DW-Millions of transport workers, teachers, police and other professionals have started for a general walkout in France’s biggest shutdown in years. The strikes will be a major test of President Macron’s political strength.
A general strike in France paralyzed the country on Thursday, as workers and other professionals protest against President Emmanuel Macron’s proposed pension reforms.
The strikes follow over a year of weekly “yellow vest” protests against inequality that rocked the country.
What is affected?
The French government has beefed up security in the capital Paris and other major cities amid fears hardline protesters could casue trouble.
- Buses, trains and flights have been canceled and most of the Paris subway system came to a halt.
- Schools are closed as more than half of all primary and secondary teachers walked out.
- Hospital emergency rooms are operating on thin staffing as nurses and doctors strike.
- Unions have planned two big Paris demonstrations, which will converge on the Place de la Nation.

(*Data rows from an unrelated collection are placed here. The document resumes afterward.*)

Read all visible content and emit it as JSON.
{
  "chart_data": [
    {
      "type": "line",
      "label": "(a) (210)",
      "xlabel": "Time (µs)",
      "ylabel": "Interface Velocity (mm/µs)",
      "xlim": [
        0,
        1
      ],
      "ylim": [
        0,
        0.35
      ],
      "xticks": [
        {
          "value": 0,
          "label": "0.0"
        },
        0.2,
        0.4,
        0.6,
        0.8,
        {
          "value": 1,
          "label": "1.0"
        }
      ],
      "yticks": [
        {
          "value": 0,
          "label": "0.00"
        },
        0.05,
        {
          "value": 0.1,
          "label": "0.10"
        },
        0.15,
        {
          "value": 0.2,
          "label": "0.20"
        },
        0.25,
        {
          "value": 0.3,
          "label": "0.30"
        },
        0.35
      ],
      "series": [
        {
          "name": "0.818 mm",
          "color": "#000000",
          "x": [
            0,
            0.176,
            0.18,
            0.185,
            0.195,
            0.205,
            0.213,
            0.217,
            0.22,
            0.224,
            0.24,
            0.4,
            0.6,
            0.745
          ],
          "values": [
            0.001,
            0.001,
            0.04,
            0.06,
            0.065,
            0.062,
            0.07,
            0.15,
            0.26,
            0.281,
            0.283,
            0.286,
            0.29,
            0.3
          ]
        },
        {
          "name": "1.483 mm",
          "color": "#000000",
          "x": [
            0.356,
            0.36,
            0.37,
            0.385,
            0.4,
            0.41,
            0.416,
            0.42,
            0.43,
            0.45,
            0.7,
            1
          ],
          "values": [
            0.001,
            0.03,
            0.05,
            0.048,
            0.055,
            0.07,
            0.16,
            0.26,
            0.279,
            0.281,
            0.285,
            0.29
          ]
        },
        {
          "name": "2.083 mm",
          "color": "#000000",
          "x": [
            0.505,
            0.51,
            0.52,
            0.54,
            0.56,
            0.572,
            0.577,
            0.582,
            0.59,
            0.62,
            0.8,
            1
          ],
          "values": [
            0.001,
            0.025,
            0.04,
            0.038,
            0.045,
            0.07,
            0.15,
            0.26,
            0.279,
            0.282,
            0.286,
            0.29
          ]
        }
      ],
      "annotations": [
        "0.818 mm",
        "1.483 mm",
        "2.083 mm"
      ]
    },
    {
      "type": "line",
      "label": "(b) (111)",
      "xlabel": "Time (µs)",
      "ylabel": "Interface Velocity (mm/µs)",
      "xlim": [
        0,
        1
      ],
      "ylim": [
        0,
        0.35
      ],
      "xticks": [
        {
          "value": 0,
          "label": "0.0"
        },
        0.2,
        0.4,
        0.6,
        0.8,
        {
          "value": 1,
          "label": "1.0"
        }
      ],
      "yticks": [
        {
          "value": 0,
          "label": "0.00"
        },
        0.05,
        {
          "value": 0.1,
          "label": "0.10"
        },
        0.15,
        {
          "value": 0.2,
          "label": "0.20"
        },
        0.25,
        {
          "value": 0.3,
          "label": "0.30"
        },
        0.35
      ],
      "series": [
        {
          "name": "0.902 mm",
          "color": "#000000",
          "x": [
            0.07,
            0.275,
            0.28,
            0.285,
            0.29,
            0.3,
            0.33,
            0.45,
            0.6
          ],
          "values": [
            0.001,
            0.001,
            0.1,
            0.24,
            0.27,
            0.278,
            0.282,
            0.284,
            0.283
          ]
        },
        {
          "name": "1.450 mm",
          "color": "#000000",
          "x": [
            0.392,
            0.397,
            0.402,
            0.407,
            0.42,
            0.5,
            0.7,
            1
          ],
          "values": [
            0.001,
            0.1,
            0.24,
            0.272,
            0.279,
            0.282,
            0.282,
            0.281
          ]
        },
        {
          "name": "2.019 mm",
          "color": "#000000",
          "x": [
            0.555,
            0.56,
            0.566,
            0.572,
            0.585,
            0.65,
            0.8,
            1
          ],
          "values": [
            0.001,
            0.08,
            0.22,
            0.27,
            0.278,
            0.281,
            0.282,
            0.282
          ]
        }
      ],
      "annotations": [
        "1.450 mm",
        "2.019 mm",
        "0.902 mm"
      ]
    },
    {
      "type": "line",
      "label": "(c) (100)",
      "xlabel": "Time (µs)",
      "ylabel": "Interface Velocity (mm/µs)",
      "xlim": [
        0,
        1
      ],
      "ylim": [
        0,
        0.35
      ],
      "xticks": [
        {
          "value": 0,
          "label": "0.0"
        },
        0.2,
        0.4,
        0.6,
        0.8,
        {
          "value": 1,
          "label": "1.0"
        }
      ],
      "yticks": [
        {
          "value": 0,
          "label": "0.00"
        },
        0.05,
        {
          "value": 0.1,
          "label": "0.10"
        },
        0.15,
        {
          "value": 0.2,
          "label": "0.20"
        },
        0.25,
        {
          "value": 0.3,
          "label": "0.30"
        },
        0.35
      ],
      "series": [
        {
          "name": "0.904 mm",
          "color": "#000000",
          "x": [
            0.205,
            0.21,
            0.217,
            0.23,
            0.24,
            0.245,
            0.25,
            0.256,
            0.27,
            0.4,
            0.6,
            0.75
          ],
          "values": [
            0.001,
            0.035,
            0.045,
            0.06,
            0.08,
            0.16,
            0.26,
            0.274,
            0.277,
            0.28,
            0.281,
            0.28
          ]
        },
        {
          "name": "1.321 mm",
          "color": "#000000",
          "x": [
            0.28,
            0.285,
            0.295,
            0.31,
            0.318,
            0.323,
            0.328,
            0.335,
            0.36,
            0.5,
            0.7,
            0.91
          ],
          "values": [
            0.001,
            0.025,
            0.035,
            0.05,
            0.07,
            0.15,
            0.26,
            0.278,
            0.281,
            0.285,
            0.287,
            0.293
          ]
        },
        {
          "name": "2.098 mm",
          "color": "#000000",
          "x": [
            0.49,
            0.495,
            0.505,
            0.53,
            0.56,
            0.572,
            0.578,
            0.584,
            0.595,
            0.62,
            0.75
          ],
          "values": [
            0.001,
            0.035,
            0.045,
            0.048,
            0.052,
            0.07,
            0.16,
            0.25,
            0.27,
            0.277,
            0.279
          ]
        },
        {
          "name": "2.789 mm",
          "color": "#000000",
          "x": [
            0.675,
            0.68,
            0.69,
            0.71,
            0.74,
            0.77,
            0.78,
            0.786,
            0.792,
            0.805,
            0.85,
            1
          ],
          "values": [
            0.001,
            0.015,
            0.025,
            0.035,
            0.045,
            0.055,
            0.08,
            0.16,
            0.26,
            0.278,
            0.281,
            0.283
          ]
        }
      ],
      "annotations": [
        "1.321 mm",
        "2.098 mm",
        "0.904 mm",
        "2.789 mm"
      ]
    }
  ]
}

- Tourist authorities have warned visitors to stay away from the Eiffel Tower.
French media said the walkout could last for several days, drawing comparisons with the 1995 showdown between the government and unions that paralyzed the country for weeks.
President Macron plans to reform France’s pension system, calling it unfair and costly. He wants to introduce a single, points-based system that guarantees equal rights to every pensioner.
Macron also wants to implement a “universal” retirement system, which was one his major campaign promises. But labor unions say the proposed reforms would effectively require millions of private-sector workers to work beyond the legal retirement age of 62 in order to receive the full pension.
“The moment of truth for Macron,” wrote the Le Monde daily in its Thursday’s edition. “The next days are a decisive test for the head of state.”
The French leader wants to set the tone for the second half of his mandate, as he plans to announce more difficult reforms in the coming months.
“What we’ve got to do is shut the economy down,” Christian Grolier, a senior official from the hard-left Force Ouvriere union, told Reuters news agency. “People are spoiling for a fight.”
The “yellow vest” demonstrations, which occasionally turned violent, evolved into an anti-government uprising against Macron and his policies seen as favoring the rich.
The movement has since lost steam, going from tens of thousands of demonstrators to a few thousand.
The Mediapart website said: “Will the [Thursday] protests and strikes be strong enough to halt the march of reform? Everyone is holding their breath.”